La shagra et la pomme de terre
PHOTOGRAPHIES Carolina Navas
TEXTe Jorge Varela
Chiles, Gran Cumbal, Panam / Nariño / Colombia

À plus de 3 000 mètres d’altitude, entre landes andines, deux volcans, lagunes et sources d’eau dans le sud de la Colombie, vivent les autochtones Pastos. Ce peuple est réparti entre trois territoires, ou resguardos (refuges) : Panan, Chiles et Gran Cumbal. Il est également présent en Équateur. « Bien que la frontière nous sépare, notre culture est présente des deux côtés du territoire », déclare fièrement Luis Aníbal Puenayan Naza, autorité traditionnelle du refuge de Panan, promoteur culturel et chercheur sur la culture et la société pastos.

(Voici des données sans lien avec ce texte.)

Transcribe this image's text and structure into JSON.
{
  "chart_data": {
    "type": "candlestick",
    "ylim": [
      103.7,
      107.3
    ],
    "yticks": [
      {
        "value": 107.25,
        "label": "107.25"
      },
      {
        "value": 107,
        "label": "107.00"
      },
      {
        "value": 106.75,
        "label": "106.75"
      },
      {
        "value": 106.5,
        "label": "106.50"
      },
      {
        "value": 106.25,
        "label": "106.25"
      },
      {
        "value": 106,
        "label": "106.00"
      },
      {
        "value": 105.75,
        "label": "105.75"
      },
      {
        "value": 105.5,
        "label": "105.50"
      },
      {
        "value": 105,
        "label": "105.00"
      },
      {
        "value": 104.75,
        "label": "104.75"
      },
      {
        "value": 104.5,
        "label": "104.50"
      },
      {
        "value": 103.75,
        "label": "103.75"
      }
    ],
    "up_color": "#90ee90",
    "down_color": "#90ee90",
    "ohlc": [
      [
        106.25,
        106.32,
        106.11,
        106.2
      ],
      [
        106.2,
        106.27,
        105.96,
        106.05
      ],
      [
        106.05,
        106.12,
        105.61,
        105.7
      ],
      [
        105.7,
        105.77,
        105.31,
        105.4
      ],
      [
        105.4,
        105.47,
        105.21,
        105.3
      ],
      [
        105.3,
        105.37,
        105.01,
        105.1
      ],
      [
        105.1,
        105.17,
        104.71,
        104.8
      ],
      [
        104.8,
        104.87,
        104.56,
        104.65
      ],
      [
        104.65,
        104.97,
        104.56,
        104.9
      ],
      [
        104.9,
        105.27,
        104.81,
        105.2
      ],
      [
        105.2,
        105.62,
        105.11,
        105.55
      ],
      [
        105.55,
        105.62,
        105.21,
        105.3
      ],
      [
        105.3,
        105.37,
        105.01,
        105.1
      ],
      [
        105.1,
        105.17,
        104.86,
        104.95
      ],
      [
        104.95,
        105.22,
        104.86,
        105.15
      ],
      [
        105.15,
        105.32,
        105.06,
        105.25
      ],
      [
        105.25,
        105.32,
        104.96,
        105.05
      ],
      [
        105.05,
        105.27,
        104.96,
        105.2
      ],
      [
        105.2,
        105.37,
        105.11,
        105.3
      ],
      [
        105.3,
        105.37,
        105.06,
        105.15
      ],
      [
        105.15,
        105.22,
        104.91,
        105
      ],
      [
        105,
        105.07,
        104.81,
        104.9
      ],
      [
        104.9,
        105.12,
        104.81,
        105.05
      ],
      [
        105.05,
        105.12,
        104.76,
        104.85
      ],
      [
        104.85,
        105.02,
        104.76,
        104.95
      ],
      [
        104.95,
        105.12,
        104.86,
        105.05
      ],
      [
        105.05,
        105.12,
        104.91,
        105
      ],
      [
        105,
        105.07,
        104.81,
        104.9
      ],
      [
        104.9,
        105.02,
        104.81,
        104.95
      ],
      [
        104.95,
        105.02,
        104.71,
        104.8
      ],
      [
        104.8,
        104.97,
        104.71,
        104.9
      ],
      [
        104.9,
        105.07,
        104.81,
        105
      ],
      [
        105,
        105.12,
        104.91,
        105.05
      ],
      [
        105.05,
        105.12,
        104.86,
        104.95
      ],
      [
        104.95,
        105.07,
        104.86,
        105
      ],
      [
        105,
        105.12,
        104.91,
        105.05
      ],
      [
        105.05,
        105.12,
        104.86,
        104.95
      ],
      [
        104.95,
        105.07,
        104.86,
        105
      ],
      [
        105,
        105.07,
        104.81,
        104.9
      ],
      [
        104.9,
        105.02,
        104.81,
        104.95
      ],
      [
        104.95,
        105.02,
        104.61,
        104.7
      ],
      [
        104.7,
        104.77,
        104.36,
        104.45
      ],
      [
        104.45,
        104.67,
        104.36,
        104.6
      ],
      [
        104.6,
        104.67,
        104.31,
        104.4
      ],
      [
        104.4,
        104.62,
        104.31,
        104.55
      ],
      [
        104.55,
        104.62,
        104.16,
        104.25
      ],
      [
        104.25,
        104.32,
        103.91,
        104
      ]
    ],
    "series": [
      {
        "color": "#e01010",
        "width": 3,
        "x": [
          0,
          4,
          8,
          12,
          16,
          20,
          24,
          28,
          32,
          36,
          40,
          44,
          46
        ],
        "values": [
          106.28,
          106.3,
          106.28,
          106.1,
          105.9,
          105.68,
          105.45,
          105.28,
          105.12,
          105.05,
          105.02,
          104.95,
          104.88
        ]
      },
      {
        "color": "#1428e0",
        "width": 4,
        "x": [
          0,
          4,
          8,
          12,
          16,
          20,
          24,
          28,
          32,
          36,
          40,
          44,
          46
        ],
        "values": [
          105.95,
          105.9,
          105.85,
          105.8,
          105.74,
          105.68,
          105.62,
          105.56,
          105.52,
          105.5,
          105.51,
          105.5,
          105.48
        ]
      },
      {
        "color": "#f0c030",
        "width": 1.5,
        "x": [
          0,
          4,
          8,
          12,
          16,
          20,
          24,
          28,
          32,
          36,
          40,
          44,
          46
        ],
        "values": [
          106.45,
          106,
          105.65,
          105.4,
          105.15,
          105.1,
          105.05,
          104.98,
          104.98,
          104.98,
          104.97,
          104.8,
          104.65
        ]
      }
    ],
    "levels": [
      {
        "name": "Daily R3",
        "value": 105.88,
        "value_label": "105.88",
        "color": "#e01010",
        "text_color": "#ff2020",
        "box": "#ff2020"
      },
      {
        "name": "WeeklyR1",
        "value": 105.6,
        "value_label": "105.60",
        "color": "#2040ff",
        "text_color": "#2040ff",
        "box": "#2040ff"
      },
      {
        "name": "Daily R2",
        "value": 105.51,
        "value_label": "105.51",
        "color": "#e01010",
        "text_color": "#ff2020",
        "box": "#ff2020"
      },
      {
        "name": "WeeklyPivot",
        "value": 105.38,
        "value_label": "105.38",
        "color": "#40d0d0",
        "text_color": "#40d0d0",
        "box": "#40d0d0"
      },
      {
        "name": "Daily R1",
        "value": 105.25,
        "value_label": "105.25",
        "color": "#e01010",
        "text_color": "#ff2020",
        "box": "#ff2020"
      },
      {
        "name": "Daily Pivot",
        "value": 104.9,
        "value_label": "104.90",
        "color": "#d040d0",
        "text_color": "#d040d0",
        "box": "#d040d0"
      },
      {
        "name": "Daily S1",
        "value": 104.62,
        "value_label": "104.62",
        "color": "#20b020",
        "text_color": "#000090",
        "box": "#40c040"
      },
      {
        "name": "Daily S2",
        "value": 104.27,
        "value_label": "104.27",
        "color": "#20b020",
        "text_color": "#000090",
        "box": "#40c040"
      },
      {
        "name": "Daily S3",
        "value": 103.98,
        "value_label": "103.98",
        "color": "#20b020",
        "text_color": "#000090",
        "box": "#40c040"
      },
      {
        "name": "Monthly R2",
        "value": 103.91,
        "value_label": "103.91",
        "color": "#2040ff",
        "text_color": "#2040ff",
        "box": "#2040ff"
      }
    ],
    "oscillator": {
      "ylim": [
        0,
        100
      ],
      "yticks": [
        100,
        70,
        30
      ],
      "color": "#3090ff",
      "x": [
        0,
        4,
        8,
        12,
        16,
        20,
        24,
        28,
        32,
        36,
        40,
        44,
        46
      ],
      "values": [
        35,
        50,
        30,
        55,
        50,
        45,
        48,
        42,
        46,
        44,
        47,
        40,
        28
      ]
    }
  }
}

Pour cette communauté autochtone, comme bien d’autres sur le continent, continuer à exister et préserver sa culture implique une lutte de chaque instant contre des dynamiques qui menacent leur mode de vie. Cependant, les Pastos ont bénéficié historiquement de deux outils de résistance : la shagra et la culture de la pomme de terre.

« Avec la shagra, nos ancêtres ont appris à gérer le temps et l’espace. Elles ont également appris que la relation entre l’être humain et la nature devait être une relation de coexistence ».

« C’est à travers la shagra que nos aînés nous ont enseigné et transmis leurs apprentissages. C’est là qu’on apprend à coexister avec la nature », explique Luis Aníbal, qui a concentré ses recherches sur cette institution traditionnelle. La shagra est un système de culture interdépendant, où différentes plantations sont intercalées pour se nourrir les unes les autres. De plus, c’est un axe central de la vision du monde du peuple Pasto.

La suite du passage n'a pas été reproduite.